FAQs
how are academic sets decided?

Academic sets are based on ability in English and Mathematics throughout the College, whilst pupils taking option subjects are placed into mixed ability classes.  Pupils entering Form 1 (Year 7) are placed into broad bands of ability based on information received from feeder schools and the results of their Pangbourne entry assessment.

Pupils entering Form 3 (Year 9) are set in classes according to their Common Entrance exam results, information provided by their prep schools and the results of Pangbourne’s entry testing.  Not all subjects at Key Stage 3 are set according to ability with practical subjects, such as Art and DT, taught to mixed ability groups.  In the Sixth Form, some setting by ability is used (especially in Mathematics and some sciences) but classes are made up of mixed ability sets in most subjects.
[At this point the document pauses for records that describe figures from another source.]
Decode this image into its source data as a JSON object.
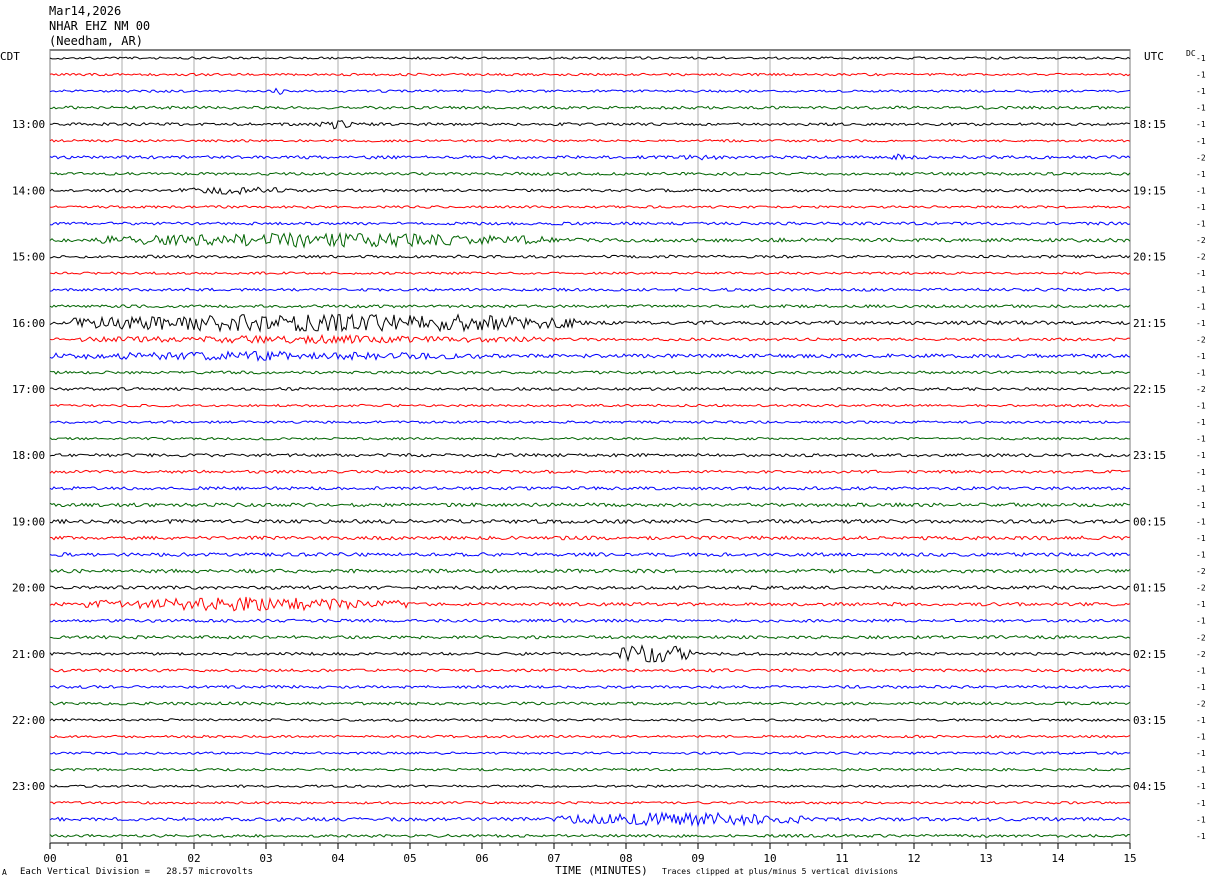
{
  "header": {
    "date": "Mar14,2026",
    "station": "NHAR EHZ NM 00",
    "location": "(Needham, AR)"
  },
  "left_tz": "CDT",
  "right_tz": "UTC",
  "dc_label": "DC",
  "footer": {
    "scale": "Each Vertical Division =   28.57 microvolts",
    "xlabel": "TIME (MINUTES)",
    "clip_note": "Traces clipped at plus/minus 5 vertical divisions",
    "corner_mark": "A"
  },
  "trace_colors": [
    "#000000",
    "#ff0000",
    "#0000ff",
    "#006400"
  ],
  "chart_data": {
    "type": "line",
    "title": "",
    "xlabel": "TIME (MINUTES)",
    "x_ticks": [
      "00",
      "01",
      "02",
      "03",
      "04",
      "05",
      "06",
      "07",
      "08",
      "09",
      "10",
      "11",
      "12",
      "13",
      "14",
      "15"
    ],
    "xlim": [
      0,
      15
    ],
    "grid": true,
    "rows": 48,
    "left_hour_labels": [
      {
        "row": 4,
        "label": "13:00"
      },
      {
        "row": 8,
        "label": "14:00"
      },
      {
        "row": 12,
        "label": "15:00"
      },
      {
        "row": 16,
        "label": "16:00"
      },
      {
        "row": 20,
        "label": "17:00"
      },
      {
        "row": 24,
        "label": "18:00"
      },
      {
        "row": 28,
        "label": "19:00"
      },
      {
        "row": 32,
        "label": "20:00"
      },
      {
        "row": 36,
        "label": "21:00"
      },
      {
        "row": 40,
        "label": "22:00"
      },
      {
        "row": 44,
        "label": "23:00"
      }
    ],
    "right_hour_labels": [
      {
        "row": 4,
        "label": "18:15"
      },
      {
        "row": 8,
        "label": "19:15"
      },
      {
        "row": 12,
        "label": "20:15"
      },
      {
        "row": 16,
        "label": "21:15"
      },
      {
        "row": 20,
        "label": "22:15"
      },
      {
        "row": 24,
        "label": "23:15"
      },
      {
        "row": 28,
        "label": "00:15"
      },
      {
        "row": 32,
        "label": "01:15"
      },
      {
        "row": 36,
        "label": "02:15"
      },
      {
        "row": 40,
        "label": "03:15"
      },
      {
        "row": 44,
        "label": "04:15"
      }
    ],
    "dc_offsets": [
      "-1",
      "-1",
      "-1",
      "-1",
      "-1",
      "-1",
      "-2",
      "-1",
      "-1",
      "-1",
      "-1",
      "-2",
      "-2",
      "-1",
      "-1",
      "-1",
      "-1",
      "-2",
      "-1",
      "-1",
      "-2",
      "-1",
      "-1",
      "-1",
      "-1",
      "-1",
      "-1",
      "-1",
      "-1",
      "-1",
      "-1",
      "-2",
      "-2",
      "-1",
      "-1",
      "-2",
      "-2",
      "-1",
      "-1",
      "-2",
      "-1",
      "-1",
      "-1",
      "-1",
      "-1",
      "-1",
      "-1",
      "-1"
    ],
    "noise_levels": [
      1.0,
      1.0,
      1.0,
      1.2,
      1.2,
      1.0,
      1.3,
      1.2,
      1.2,
      1.0,
      1.2,
      1.6,
      1.2,
      1.0,
      1.2,
      1.2,
      1.5,
      1.2,
      1.6,
      1.2,
      1.2,
      1.0,
      1.0,
      1.0,
      1.3,
      1.2,
      1.3,
      1.5,
      1.6,
      1.5,
      1.5,
      1.5,
      1.4,
      1.4,
      1.2,
      1.3,
      1.2,
      1.2,
      1.2,
      1.2,
      1.0,
      1.0,
      1.0,
      1.0,
      1.0,
      1.0,
      1.5,
      1.2
    ],
    "events": [
      {
        "row": 2,
        "start_min": 3.1,
        "end_min": 3.3,
        "amplitude": 3
      },
      {
        "row": 4,
        "start_min": 3.7,
        "end_min": 4.2,
        "amplitude": 4
      },
      {
        "row": 6,
        "start_min": 8.7,
        "end_min": 9.3,
        "amplitude": 2
      },
      {
        "row": 6,
        "start_min": 11.6,
        "end_min": 12.0,
        "amplitude": 3
      },
      {
        "row": 8,
        "start_min": 1.8,
        "end_min": 3.3,
        "amplitude": 3
      },
      {
        "row": 11,
        "start_min": 0.7,
        "end_min": 7.0,
        "amplitude": 6
      },
      {
        "row": 16,
        "start_min": 0.3,
        "end_min": 7.3,
        "amplitude": 10
      },
      {
        "row": 17,
        "start_min": 0.3,
        "end_min": 7.0,
        "amplitude": 3
      },
      {
        "row": 18,
        "start_min": 0.0,
        "end_min": 6.0,
        "amplitude": 3
      },
      {
        "row": 33,
        "start_min": 0.5,
        "end_min": 5.0,
        "amplitude": 6
      },
      {
        "row": 36,
        "start_min": 7.9,
        "end_min": 8.9,
        "amplitude": 12
      },
      {
        "row": 46,
        "start_min": 7.0,
        "end_min": 10.5,
        "amplitude": 6
      }
    ]
  }
}
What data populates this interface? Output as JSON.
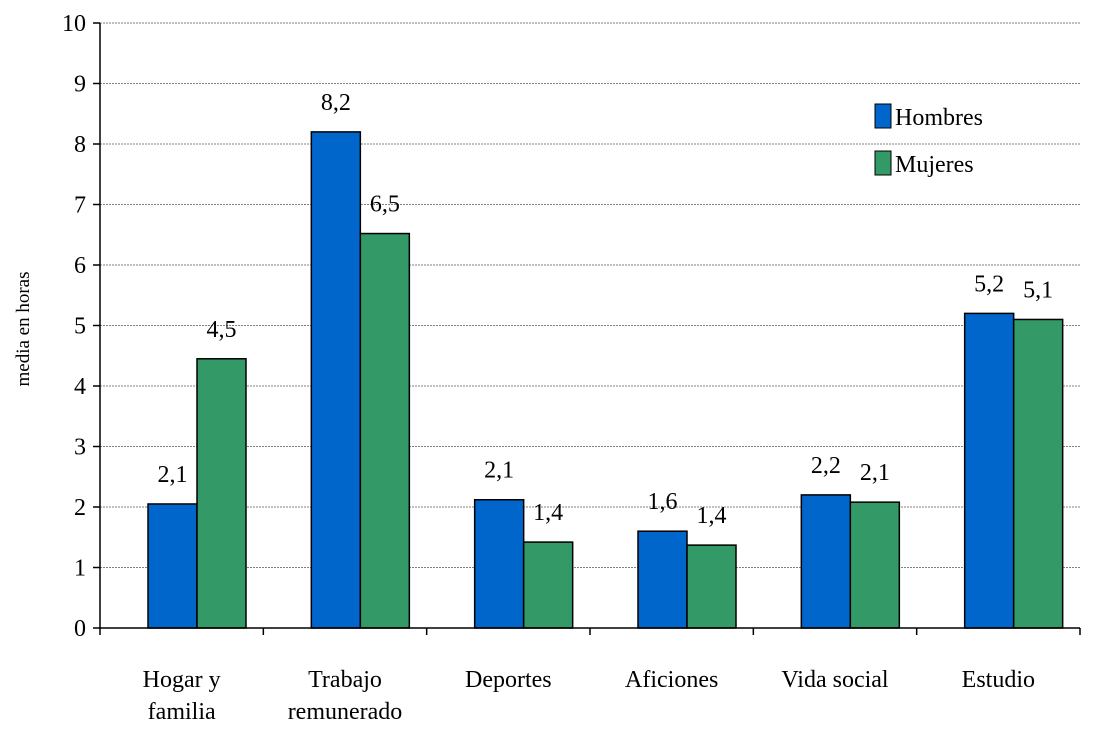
{
  "chart_data": {
    "type": "bar",
    "ylabel": "media en horas",
    "xlabel": "",
    "ylim": [
      0,
      10
    ],
    "yticks": [
      "0",
      "1",
      "2",
      "3",
      "4",
      "5",
      "6",
      "7",
      "8",
      "9",
      "10"
    ],
    "grid": true,
    "legend_position": "top-right",
    "categories": [
      [
        "Hogar y",
        "familia"
      ],
      [
        "Trabajo",
        "remunerado"
      ],
      [
        "Deportes"
      ],
      [
        "Aficiones"
      ],
      [
        "Vida social"
      ],
      [
        "Estudio"
      ]
    ],
    "series": [
      {
        "name": "Hombres",
        "color": "#0066CC",
        "values": [
          2.05,
          8.2,
          2.12,
          1.6,
          2.2,
          5.2
        ],
        "labels": [
          "2,1",
          "8,2",
          "2,1",
          "1,6",
          "2,2",
          "5,2"
        ]
      },
      {
        "name": "Mujeres",
        "color": "#339966",
        "values": [
          4.45,
          6.52,
          1.42,
          1.37,
          2.08,
          5.1
        ],
        "labels": [
          "4,5",
          "6,5",
          "1,4",
          "1,4",
          "2,1",
          "5,1"
        ]
      }
    ]
  }
}
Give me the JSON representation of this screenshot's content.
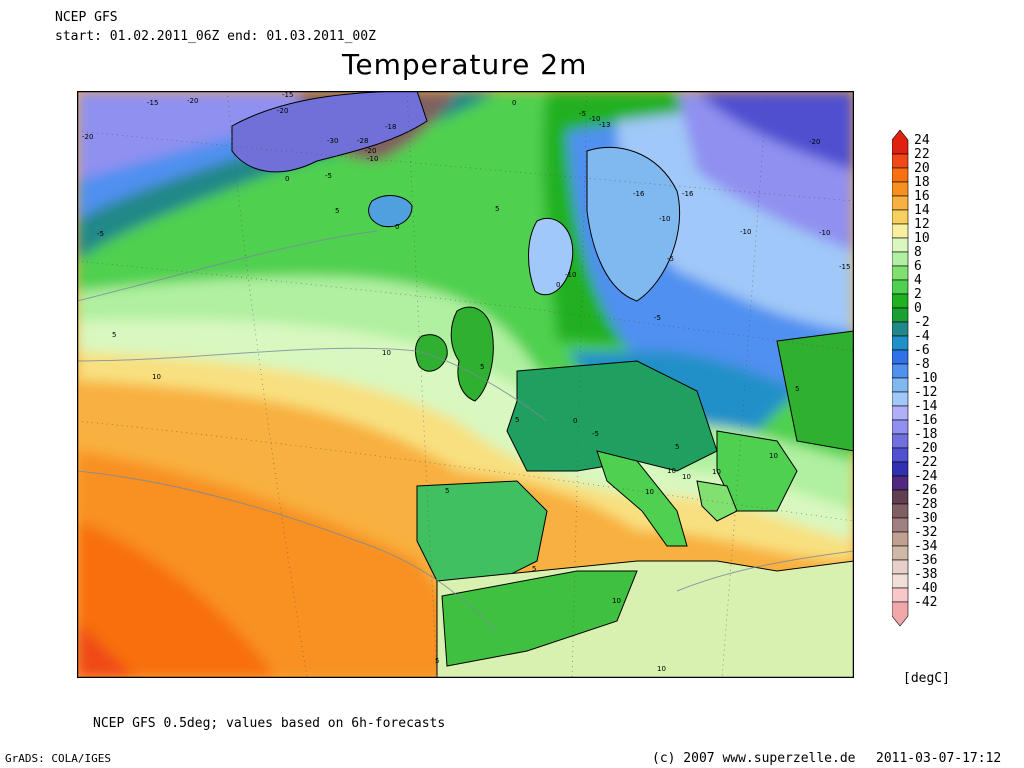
{
  "header": {
    "model": "NCEP GFS",
    "period": "start: 01.02.2011_06Z   end: 01.03.2011_00Z",
    "title": "Temperature 2m"
  },
  "footer": {
    "note": "NCEP GFS 0.5deg; values based on 6h-forecasts",
    "grads": "GrADS: COLA/IGES",
    "copyright": "(c) 2007 www.superzelle.de",
    "timestamp": "2011-03-07-17:12"
  },
  "legend": {
    "unit": "[degC]",
    "levels": [
      "24",
      "22",
      "20",
      "18",
      "16",
      "14",
      "12",
      "10",
      "8",
      "6",
      "4",
      "2",
      "0",
      "-2",
      "-4",
      "-6",
      "-8",
      "-10",
      "-12",
      "-14",
      "-16",
      "-18",
      "-20",
      "-22",
      "-24",
      "-26",
      "-28",
      "-30",
      "-32",
      "-34",
      "-36",
      "-38",
      "-40",
      "-42"
    ],
    "colors": [
      "#e02010",
      "#f04818",
      "#f87010",
      "#f89020",
      "#f8b040",
      "#f8d060",
      "#f8f0a0",
      "#d8f8c0",
      "#b0f0a0",
      "#80e070",
      "#50d050",
      "#20b020",
      "#18a030",
      "#208888",
      "#2090c8",
      "#3070e8",
      "#5090f0",
      "#80b8f0",
      "#a0c8f8",
      "#b0b0f8",
      "#9090f0",
      "#7070e0",
      "#5050d0",
      "#3030b0",
      "#502880",
      "#604050",
      "#806060",
      "#a08080",
      "#c0a090",
      "#d0b8a8",
      "#e8d0c8",
      "#f0e0d8",
      "#f8c8c8",
      "#f0a8a8"
    ]
  },
  "map": {
    "contour_labels": [
      "-15",
      "-20",
      "-15",
      "-20",
      "-20",
      "-30",
      "-28",
      "-18",
      "-20",
      "-10",
      "-5",
      "0",
      "-5",
      "-10",
      "-13",
      "-20",
      "-5",
      "5",
      "0",
      "5",
      "0",
      "-10",
      "-16",
      "-16",
      "-10",
      "-15",
      "-10",
      "0",
      "-5",
      "5",
      "10",
      "10",
      "5",
      "5",
      "0",
      "-5",
      "5",
      "10",
      "10",
      "10",
      "5",
      "10",
      "10",
      "5",
      "10",
      "5",
      "10",
      "-10",
      "5",
      "-5"
    ]
  }
}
how large are the class sizes?

Classes in Form 1 (Year 7) up until Form 5 (Year 11) typically have 15-25 pupils.  In the Sixth Form, the amount of students can be anything from six to 15.

how much prep (homework) do students do?

Pupils in the Junior House (Forms 1 and 2 – Dunbar) have time during the College day on Monday, Thursday and Friday to do a 30-minute prep session but other prep in their own time.  Pupils in Form 1 can expect a 30-minute prep session each day and a 15-minute learning prep on some evenings.

Pupils in Form 2 can expect two 30-minute prep sessions on some evenings but only one 30-minute prep on other occasions.  Form 3 pupils have two 40-minute prep sessions most evenings, whilst pupils in Forms 4 and 5 have two 45-minute prep sessions each evening.

Sixth Form students can expect their study time outside the classroom to match, or exceed, the time spent in lessons.

how do you stretch the most academically-able students?

After individuals have been identified as being amongst the most academically-able students within their year groups, there are a number of ways they are stretched in order for them to reach their potential.  Students identified as likely to benefit from an extra challenge are invited to fortnightly group meetings run by teachers across the curriculum, as part of Pangbourne’s flourishing Gifted & Talented programme, which are designed to extend the most able pupils.

Subject-specific extension groups, lectures, visits and tours also enable the most academically-able students to further their learning.  There is differentiated teaching to stretch the most able students.

what are academic surgeries?

Academic surgeries are held to frequently to cater for pupils’ needs, whether that is seeing a teacher for a couple of minutes to get specific help or working for longer with a member of staff for help with academic work, revision or remediation.

does pangbourne offer the gcse or igcse curriculum?

The English and Mathematics Department offer IGCSE courses as they feel it is good preparation for pupils taking their A Levels.  Other subjects follow the GCSE syllabuses but will continue to monitor the changes proposed by the Government to ensure the best specification available for the students is being used.

how is work monitored?

Each pupil has an academic tutor who they meet with daily.  Staff provide tutors with information about individuals so their progress can be monitored.  Work is reviewed across the year group or by topic in Departmental meetings.

how frequently do parents meet with teachers to assess their child's progress?

There is a formal Parents’ and Guardians’ Meeting each year but communication between tutors and parents, as often as necessary, is encouraged.

what is pangbourne's stance on the use of technology in lessons?

Pangbourne believes in the appropriate use of technology where it is a genuine aid to pupils and their learning.

what further resources does the college provide to aid students' independent learning?

Pupils have access to the College Library and the Internet.  There are Study Skills sessions throughout the year for specific year groups to advise pupils on the best methods of enhancing their independent learning and getting to grips with their prep (homework).